Scientists Finger Sea Urchin Killer; Try to Arrest Its Progress

A bevy of marine scientists, including a Virgin Islands cadre, have identified the cause of a massive die-off of the black Long Spine Sea Urchin in the Caribbean, and now they are looking for ways to stop the killer.

“We don’t have a method for fighting it — yet,” said Marilyn Brandt, a University of the Virgin Islands professor and one of more than 30 scientists listed as co-authors of a study published this week in the journal Science Advances.

Their months-long study concluded that a scuticociliate, a sea-borne, tiny single-celled parasite, had infected the sea urchin species (Diadema antillarum), resulting in the death of masses of the animals that play an essential role in maintaining the health of coral reefs.

The sea urchin is so slow-moving it can be mistaken for an underwater plant by the uninitiated. It’s easily recognized by its long, hard spines, which can deliver a sharp rebuke to divers or snorkelers that venture too close. But it is essential to reefs, methodically clearing them of algae that might otherwise smother corals.

Damaged, lost spines mark a sea urchin as the victim of a parasite recently identified as the cause of a massive die-off of the Long Spine Sea Urchin. (Photo courtesy Marilyn Brandt)

Once infected by the parasite, a sea urchin is quickly weakened. Its spines begin to droop; it may lean and fall over. It becomes easy prey for its natural predators, which include various species of fish. Eventually, its spines fall off.

Trouble was first spotted in St. Thomas waters by divers who posted reports on social media in early 2022. By February of that year, there were sightings of dying urchins in Flat Cay, Lindbergh Bay, and Black Point off the island’s west end.

“It spread all over” the territory’s waters, Brandt said.

And it spread throughout the Caribbean.

A diver surveys a small cluster of black Long Spine Sea Urchins. (Photo courtesy Marilyn Brandt)

For the study, scientists collected sea urchins from 23 sites around the region, some dying and some healthy. They made comparisons, dissected specimens, and made DNA and RNA analyses.

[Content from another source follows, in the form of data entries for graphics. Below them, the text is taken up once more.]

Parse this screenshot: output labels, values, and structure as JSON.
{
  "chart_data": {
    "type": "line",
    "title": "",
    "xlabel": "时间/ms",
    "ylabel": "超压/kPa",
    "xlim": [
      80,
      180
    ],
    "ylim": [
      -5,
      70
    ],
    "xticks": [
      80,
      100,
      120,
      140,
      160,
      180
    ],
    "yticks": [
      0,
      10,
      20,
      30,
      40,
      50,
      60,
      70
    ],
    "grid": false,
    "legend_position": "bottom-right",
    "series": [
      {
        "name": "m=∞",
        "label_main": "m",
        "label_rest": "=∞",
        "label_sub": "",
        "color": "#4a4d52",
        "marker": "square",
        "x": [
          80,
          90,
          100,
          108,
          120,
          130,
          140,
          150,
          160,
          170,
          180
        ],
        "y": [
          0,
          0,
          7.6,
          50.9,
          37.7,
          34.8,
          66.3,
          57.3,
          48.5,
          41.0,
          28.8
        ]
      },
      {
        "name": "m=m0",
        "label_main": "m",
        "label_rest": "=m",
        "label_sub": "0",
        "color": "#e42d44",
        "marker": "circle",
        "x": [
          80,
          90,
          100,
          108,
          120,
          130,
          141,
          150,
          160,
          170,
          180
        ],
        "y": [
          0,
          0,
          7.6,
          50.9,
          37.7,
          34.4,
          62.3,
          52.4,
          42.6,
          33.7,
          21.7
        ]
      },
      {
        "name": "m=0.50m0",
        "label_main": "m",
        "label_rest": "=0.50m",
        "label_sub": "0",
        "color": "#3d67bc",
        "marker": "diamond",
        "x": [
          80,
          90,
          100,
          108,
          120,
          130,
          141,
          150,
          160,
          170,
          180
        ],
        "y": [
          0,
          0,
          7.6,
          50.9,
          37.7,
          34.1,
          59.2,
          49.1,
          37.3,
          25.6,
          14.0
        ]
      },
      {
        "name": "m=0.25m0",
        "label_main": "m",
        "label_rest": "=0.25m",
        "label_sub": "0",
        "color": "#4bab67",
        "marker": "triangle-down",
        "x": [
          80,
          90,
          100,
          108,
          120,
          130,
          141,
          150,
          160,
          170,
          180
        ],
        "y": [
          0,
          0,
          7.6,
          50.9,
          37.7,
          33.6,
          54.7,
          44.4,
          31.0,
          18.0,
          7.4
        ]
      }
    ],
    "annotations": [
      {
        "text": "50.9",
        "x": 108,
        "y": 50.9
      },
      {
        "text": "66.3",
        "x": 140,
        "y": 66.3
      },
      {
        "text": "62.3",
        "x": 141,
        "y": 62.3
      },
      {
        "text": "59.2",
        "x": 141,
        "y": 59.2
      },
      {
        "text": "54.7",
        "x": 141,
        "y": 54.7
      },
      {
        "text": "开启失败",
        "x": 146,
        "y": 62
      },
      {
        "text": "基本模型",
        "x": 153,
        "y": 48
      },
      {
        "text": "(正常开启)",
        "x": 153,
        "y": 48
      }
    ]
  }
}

They had tools unavailable 40 years ago when an even more drastic die-off decimated the region’s sea urchin population.

In 1983 and 1984, the Long Spine sea urchin was “virtually extirpated” in the Caribbean by “an unknown cause,” the study notes.

An estimated 98 percent of the animals were wiped out. Recovery has been exceedingly slow. About 10 years ago, it was estimated that the population was still only 12 percent of what it had been before 1983, according to the study.

The deaths had ecological repercussions.

“The loss of this herbivore (the sea urchin) contributed to change in the competitive relationships between stony corals and benthic algae,” the study says. Along with other factors, it led “to the rapid degradation of many coral reefs across the region.”

Could the same parasite be responsible for both the 1980s die-off and the more recent case?

Maybe. As the study states, the spread of the disease seems consistent in both cases and could be an agent spread by ocean currents over long distances.

But the cause of the earlier event may never be proven because — as far as is known — none of the 1980s specimens was preserved.

For now, the focus is on protecting existing sea urchins.

“Now that we have (identified) this pathogen, we can try more directed treatment,” Brandt said.

She and others are pursuing grants to fund further research.

“Those urchins are so important,” she said. “We’re really hoping these urchins can come back.”

But she had some bad news on that front: while urchin deaths slowed in later 2022, they actually seemed to increase again early in 2023. “It seems to be happening around the same time of year.”

Brandt stopped short of linking the sea urchin die-offs to any specific negative impact on coral reefs, such as the recent outbreak of Stony Coral Tissue Loss Disease.

“All of these things are related but it’s very complex,” she said. “It’s hard to draw a straight line” from one event to another.

She does see one highly significant link, however, and that is to human activity.

“We are rapidly changing the environment, and these organisms can’t keep up,” Brandt said.

The study, “A scuticociliate causes mass mortality of Diadema antillarum in the Caribbean Sea,” was a collaborative effort of scientists associated with numerous educational institutions and governments. Ian Hewson of Cornell University is listed as lead author. Besides Brandt, five other authors are UVI affiliates: Kayla A. Budd, Samuel Gittens Jr., Moriah L.B. Sevier, Matthew Souza and Sarah D. Von Hoene. Two others are listed as affiliated with the V.I. Department of Planning and Natural Resources: Erin Bowman and Matthew Warham.